As I read this wondrous work I became saddened by the modern world. I have often sailed down Ambon Harbor, yet I have seen no coral gardens, no medusae, no fishes. Today the water stinks and is thick with effluent and garbage, and as one enters the town one is greeted by rafts of feces, plastic bags, and the intestines of butchered goats. The town itself has grown prodigiously. It is now a sprawling and grubby city, no longer the village of Rumphius’s day. It is also a troubled city. In August the people of Ambon—Christian and Muslim—were killing each other, while a corrupt and vicious military holds these remote islands in the thrall of a Javanese empire.
I have been a practicing biologist all of my life. As a student I’ve sat in lectures as the wonders of the sea were explained to me, only to come out with a head brim-full of facts and names, and a sense of curiosity and wonder utterly stifled. To my shame I must admit that I’ve taught students the same way, dissecting, ever dissecting nature, until tiny pieces of knowledge are passed on in what becomes an arcane ritual. Despite the book’s egregious errors, were I to teach again, I think that I would do so with Rumphius’s The Ambonese Curiosity Cabinet by my side, for enthusiasm and a sense of wonder are worth more to a young biologist than a decade of learned “facts.”
The Ambonese Curiosity Cabinet essentially represents a European, or perhaps hybrid European-Malay, folk taxonomy of sea creatures and stones of the Ambon region. As such it is full of what was then useful knowledge. We discover what every kind of crustacean looks like in its cooked and uncooked state, which ones are believed to be poisonous, and how to prepare the flesh of everything from a sea lung to a giant clam for dinner. Detailed notes are also given on the preparation of shells for the curiosity cabinet, and how much to pay for various objects. The roles of shells, food, and stones in Malay ritual are all documented, with Rumphius often uncritically passing on tips about the supposed medicinal qualities of the various denizens of the deep.

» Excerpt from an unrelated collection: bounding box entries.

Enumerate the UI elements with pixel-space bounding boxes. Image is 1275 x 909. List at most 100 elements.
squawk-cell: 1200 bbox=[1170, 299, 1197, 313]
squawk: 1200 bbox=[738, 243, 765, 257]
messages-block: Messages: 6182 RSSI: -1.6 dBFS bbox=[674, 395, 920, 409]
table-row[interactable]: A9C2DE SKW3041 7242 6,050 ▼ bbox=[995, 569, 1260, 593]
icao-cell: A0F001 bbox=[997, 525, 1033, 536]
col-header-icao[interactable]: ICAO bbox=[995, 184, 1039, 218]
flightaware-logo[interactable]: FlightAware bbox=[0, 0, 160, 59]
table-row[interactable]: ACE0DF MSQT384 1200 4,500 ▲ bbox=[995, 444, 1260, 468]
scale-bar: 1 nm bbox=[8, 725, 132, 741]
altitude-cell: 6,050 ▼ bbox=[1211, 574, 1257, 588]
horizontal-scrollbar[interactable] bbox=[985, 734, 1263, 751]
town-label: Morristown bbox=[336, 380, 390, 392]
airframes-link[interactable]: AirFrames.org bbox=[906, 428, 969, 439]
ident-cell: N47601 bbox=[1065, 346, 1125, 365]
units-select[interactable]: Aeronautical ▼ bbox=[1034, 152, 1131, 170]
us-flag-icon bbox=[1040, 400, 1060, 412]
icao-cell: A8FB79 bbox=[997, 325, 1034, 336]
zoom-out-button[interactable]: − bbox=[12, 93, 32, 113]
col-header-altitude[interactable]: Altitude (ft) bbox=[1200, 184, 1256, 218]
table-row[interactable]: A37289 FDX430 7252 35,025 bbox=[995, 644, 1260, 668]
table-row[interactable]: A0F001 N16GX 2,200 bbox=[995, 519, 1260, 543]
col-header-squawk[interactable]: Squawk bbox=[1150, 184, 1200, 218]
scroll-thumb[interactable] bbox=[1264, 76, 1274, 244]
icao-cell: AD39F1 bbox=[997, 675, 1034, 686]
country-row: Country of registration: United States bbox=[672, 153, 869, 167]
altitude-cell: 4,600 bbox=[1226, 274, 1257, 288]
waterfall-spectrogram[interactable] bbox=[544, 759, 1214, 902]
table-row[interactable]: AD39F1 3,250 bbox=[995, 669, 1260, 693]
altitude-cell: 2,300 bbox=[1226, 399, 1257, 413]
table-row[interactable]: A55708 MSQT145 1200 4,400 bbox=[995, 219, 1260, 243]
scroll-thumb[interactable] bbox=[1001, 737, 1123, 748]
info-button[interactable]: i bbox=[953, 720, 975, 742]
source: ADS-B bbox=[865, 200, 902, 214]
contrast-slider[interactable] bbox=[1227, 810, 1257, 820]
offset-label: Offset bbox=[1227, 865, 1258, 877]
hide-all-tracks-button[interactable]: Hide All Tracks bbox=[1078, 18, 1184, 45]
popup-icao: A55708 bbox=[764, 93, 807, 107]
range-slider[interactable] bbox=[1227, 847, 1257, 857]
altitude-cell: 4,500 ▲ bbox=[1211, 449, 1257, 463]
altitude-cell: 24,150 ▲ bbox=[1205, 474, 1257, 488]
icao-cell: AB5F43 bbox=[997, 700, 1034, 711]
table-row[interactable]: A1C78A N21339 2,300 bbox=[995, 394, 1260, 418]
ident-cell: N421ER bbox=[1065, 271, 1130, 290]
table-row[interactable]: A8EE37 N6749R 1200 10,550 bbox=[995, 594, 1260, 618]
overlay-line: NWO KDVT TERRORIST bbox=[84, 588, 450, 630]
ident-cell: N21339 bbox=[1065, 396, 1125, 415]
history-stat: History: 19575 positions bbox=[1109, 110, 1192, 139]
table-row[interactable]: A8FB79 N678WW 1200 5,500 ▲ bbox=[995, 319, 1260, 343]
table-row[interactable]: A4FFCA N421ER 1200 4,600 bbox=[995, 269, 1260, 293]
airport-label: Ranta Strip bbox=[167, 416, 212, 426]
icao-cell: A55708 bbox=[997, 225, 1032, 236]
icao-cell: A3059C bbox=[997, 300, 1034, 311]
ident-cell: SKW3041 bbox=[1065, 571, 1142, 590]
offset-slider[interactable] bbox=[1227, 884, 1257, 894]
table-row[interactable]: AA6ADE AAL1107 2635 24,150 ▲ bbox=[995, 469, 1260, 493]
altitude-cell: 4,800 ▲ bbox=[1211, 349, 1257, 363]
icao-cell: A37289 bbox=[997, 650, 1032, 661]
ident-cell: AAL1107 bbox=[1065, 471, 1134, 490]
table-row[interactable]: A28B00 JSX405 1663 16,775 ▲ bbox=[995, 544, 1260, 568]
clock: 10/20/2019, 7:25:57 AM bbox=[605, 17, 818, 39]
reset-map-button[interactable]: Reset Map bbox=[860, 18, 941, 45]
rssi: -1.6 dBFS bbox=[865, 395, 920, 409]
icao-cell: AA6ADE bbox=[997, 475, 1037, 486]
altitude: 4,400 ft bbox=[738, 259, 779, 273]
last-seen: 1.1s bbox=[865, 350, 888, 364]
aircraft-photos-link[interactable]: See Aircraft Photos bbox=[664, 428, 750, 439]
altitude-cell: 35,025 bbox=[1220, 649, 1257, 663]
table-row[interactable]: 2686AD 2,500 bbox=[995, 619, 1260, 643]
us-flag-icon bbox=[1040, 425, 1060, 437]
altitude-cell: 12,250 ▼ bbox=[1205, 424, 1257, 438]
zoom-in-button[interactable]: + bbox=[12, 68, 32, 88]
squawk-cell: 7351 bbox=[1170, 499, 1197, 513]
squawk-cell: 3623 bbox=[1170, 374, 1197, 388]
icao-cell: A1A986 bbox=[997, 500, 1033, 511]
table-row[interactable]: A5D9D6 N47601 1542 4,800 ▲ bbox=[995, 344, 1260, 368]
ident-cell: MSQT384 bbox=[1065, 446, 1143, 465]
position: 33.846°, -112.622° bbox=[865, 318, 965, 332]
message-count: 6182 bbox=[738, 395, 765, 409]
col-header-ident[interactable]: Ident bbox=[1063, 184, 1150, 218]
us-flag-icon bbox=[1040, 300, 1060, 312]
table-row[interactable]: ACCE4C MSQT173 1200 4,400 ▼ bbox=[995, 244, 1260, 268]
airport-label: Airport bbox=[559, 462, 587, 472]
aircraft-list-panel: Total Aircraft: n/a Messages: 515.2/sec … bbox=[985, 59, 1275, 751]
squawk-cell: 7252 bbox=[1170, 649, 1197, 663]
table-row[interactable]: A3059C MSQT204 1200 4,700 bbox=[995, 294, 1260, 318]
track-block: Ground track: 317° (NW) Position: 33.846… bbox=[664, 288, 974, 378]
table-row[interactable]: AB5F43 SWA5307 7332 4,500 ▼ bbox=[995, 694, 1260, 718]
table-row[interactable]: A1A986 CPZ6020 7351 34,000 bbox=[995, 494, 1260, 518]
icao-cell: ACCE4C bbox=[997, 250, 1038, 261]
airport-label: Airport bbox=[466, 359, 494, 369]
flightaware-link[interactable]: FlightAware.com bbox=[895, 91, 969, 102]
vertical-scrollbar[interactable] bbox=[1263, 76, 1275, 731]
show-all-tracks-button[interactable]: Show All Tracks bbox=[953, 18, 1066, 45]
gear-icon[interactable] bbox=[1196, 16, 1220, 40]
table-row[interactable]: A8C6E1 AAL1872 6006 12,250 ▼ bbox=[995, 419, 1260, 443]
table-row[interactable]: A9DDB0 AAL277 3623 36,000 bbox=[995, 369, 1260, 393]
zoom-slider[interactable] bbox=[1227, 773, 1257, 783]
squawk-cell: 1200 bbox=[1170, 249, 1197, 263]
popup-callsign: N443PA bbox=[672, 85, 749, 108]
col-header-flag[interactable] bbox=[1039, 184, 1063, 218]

All of this is accompanied by a series of black and white plates that are useful for helping one determine exactly what sort of thing is being discussed. The copious notes are also highly useful in this regard, as is the introduction, setting out what is known of Rumphius’s life and works. So thorough and well researched is Beekman’s work that it appears to be both the labor and the passion of a lifetime. Yale University Press is to be congratulated on its handsome production.
Who should read this book, and why? A biologist searching for an account of the natural history of Indonesia’s Spice Islands will put it down, baffled and disappointed, at the first page. A biologist open to the possibilities of using the detail in the book to understand past changes in the Ambon region, however, will find a gold mine. But Rumphius’s book deserves a wider readership. If you seek to rediscover a natural world—any world—a place where animals, stones, and plants are perceived and experienced entirely through the senses, then this book will prove to be a rare and enduringly curious pleasure.